Mexico City, July 14 (teleSUR-RHC)-- Mexico's Attorney General Arely Gomez Monday announced a $4 million reward for information leading to Sinaloa drug cartel leader Joaquin “El Chapo” Guzman's arrest.
The high-level official told reporters that the information needs to be “useful, truthful and timely” and aid in efficiently arresting Guzman, who on Saturday escaped one of Mexico's most secure jails.
This was Chapo Guzman's second jailbreak, according to authorities. However, in 2001, according to new evidence, the drug lord walked out the front door of the Puente Grande maximum security jail in Jalisco.
Mexican media accused then President Vicente Fox of allowing his supposed escape.

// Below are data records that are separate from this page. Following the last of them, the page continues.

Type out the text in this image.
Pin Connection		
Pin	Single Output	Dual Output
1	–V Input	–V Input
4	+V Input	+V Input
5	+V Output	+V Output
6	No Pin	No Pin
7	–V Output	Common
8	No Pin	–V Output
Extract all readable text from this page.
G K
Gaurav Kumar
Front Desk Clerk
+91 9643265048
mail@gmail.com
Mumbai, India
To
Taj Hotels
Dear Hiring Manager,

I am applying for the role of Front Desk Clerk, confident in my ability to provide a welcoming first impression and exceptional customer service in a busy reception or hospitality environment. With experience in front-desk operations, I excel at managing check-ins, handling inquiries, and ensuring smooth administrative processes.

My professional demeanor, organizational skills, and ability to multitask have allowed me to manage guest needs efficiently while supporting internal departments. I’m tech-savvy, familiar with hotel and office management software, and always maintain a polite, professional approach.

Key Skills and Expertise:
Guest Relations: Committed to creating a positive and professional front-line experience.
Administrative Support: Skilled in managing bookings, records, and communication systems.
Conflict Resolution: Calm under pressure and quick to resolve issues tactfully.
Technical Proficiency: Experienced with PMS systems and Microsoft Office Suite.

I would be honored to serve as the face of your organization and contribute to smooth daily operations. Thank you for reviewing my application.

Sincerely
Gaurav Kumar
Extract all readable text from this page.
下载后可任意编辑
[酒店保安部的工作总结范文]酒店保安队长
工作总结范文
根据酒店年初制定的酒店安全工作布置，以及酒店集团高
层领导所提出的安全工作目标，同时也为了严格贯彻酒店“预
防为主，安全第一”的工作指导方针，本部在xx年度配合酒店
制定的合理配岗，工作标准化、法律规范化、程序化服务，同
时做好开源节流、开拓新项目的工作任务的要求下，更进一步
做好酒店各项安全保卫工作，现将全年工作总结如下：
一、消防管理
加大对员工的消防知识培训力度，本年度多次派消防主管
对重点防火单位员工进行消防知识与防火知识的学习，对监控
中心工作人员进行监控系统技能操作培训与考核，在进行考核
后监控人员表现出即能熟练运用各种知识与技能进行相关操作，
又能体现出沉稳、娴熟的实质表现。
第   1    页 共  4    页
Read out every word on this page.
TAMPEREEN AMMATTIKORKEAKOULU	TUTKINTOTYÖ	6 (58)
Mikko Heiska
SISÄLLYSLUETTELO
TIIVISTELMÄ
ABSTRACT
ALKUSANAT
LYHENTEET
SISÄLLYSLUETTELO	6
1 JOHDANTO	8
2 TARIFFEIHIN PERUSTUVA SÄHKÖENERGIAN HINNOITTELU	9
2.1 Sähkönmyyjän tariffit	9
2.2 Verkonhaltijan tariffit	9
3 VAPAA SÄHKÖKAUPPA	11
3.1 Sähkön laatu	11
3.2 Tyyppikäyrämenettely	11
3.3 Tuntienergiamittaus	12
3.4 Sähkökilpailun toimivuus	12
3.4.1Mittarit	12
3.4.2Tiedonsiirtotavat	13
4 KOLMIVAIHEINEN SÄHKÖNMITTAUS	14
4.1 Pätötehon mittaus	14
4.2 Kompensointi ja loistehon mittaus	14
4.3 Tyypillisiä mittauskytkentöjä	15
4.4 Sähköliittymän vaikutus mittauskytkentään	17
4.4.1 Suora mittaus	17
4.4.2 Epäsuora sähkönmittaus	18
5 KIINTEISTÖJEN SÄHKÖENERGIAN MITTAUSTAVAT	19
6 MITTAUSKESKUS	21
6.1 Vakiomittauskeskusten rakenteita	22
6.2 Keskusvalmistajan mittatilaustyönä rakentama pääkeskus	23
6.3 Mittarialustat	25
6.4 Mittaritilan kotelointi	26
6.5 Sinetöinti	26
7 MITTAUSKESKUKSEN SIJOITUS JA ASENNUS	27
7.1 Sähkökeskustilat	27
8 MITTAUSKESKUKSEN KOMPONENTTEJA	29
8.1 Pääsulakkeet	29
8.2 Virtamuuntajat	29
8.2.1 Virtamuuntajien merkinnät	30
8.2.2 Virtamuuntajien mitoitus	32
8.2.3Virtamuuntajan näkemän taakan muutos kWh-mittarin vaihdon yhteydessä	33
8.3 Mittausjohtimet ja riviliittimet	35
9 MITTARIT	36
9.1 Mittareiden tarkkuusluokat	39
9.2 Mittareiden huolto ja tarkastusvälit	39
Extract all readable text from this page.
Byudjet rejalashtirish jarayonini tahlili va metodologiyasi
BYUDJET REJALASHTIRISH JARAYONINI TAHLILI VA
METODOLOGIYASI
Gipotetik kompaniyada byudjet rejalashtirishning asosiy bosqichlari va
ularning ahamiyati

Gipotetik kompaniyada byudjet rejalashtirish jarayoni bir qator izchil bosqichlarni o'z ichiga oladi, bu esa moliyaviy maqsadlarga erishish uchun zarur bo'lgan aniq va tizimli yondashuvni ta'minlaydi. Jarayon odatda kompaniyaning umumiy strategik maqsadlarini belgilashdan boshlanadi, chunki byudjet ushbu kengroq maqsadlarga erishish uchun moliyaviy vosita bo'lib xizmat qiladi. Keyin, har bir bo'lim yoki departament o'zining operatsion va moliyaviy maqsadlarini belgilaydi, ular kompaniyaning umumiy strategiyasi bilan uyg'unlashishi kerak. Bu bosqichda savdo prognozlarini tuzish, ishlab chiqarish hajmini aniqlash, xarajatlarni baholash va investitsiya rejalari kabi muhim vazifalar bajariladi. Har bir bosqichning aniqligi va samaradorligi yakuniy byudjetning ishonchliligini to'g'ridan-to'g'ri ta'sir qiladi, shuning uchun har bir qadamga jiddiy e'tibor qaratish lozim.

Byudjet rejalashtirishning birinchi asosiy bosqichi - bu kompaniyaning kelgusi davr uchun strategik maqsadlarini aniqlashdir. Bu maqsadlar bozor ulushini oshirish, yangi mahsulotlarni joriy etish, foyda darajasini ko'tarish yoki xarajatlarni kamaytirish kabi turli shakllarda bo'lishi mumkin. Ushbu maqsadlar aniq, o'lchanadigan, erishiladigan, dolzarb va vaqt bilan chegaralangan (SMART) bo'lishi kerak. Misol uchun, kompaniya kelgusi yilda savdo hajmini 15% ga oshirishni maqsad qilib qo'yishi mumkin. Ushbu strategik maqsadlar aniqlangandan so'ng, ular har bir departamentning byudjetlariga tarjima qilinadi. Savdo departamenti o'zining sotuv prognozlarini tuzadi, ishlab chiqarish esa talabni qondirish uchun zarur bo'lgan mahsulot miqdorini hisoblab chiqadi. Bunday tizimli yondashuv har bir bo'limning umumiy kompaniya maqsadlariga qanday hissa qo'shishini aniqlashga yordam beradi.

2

Gomez showed reporters a recent photo of Guzman. She told members of the press that 34 Almoloya de Juarez prison employees were in detention rendering testimony in connection with drug lord’s escape.
The Attorney General added that the legal status of the 34 detainees is yet to be determined, and said that 17 inmates whose cells were near to Guzman's were also being questioned.
Two major U.S. media outlets said that the DEA had warned the Mexican government that El Chapo's escape was being planned, although they admitted they had no idea how he would carry out the jailbreak. The DEA knew that one of El Chapo's many sons, Ivan Archivaldo Guzman, had hired military experts to plan the drug trafficker's escape, according to U.S. news agency AP and the Wall Street Journal.
Mexican magazine Proceso reported that five other inmates escaped with Guzman through the mile-long tunnel, which was built with high-tech equipments. Unidentified police sources told Proceso the five other escapees were Guzman's bodyguards.
Information regarding where the prison side of the tunnel actually is remains unclear. How the thick walls and floors of the prison, which are reinforced with a massive double-steel-bar structure, where perforated is also still a mystery.
Proceso's account of five other prison inmates escaping is practically impossible to believe, because in Mexico's maximum security jails convicts are not allowed to mingle or be in groups. When they leave their cells they are escorted by at least two guards and they are not permitted to talk to other inmates.